Brittany Miyahara turned a homemade carpet hair brush into a shared apartment convenience – and then a Kickstarter project.
Miyahara, a senior at BYU from Rancho Santa Margarita, Calif., said she had taken clumps of hair out of her apartment’s vacuum twice in two months and was growing tired of it.
That’s when Miyahara created a rudimentary carpet comb by attaching a pet brush to the end of a broom stick to pick up the hair off the carpet. Miyahara and her roommates used their new carpet-cleaning tool for several months and even passed it around to almost a dozen other apartments, she said.
About a year later, Miyahara took an entrepreneurship class for her experience management major, in which she had to start a business with three other students. She decided to revamp her carpet hair comb idea.

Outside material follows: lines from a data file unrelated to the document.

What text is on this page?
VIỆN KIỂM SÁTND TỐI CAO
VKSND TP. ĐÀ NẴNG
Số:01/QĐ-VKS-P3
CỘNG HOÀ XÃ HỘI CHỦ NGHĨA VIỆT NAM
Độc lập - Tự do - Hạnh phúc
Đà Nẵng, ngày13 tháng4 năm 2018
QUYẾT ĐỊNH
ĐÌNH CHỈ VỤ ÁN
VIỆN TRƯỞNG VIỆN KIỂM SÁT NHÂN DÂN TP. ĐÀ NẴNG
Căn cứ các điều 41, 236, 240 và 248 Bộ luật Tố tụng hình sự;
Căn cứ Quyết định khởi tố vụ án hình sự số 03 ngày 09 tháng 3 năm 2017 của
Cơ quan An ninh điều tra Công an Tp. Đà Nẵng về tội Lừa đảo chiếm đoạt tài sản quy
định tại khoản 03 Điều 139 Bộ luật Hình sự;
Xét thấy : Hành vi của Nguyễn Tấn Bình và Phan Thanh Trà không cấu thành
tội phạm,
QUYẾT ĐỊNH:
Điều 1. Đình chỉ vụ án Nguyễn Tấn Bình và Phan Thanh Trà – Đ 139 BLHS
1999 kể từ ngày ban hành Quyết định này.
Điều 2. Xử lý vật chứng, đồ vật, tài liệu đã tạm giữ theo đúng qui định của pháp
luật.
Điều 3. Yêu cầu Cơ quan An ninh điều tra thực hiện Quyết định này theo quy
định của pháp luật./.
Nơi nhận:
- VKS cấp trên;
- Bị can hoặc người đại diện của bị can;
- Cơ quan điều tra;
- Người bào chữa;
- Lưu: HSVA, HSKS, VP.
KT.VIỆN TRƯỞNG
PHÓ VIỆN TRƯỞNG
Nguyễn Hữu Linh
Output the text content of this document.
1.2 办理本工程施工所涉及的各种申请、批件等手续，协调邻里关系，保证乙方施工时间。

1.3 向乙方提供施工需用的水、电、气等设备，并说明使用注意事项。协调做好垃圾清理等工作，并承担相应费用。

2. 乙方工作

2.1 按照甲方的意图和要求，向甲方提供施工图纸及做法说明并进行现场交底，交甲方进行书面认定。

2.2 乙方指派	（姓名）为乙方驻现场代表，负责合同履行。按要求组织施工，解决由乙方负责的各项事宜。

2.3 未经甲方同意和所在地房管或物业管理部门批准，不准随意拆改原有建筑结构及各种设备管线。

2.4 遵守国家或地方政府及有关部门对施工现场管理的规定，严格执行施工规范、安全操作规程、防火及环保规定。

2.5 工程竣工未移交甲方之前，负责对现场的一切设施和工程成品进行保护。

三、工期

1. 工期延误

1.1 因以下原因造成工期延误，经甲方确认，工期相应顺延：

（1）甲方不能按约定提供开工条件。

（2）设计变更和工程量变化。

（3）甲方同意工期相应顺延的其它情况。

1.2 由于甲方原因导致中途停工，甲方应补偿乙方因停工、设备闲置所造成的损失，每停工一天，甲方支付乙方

“So (the carpet comb is) made entirely of wood now, and we were able to (buy) the bristles of a pet brush,” Miyahara said. “There is a single bend in the bristle so it picks up the hair and holds onto it.”
One of her friends, Jeff Shwarting, teaches a class at BYU focusing on Kickstarter, an online threshold pledge system for funding creative projects. Miyahara showed him her carpet comb idea a year ago when she first created the initial one. Shwarting encouraged her to turn it into a Kickstarter project, but she was hesitant to do so.
“I encouraged Brittany to enter her project mostly because I like to see people try,” said Shwarting, a BYU graduate in business management with an emphasis in entrepreneurship. “Kickstarter allows people to try out ideas with minimal investment and risk, both short term and long term, so it’s the perfect mechanism for the aspiring entrepreneur to play around a bit and see what works.”
After Miyahara entered her remodeled Carpet Comb for her entrepreneurship class, she went back to Shwarting for help to get it up and running on Kickstarter.
Shwarting advised Miyahara to place her Kickstarter goal under $1000, where it would be placed in a small-project category that gets more traffic.
The class group launched its project on June 10 and made almost $200 on the first day; the group has until July 10 to reach its goal.
“We definitely have plans to continue it,” Miyahara said. “As part of the class … we have to get a provisional patent on our product.”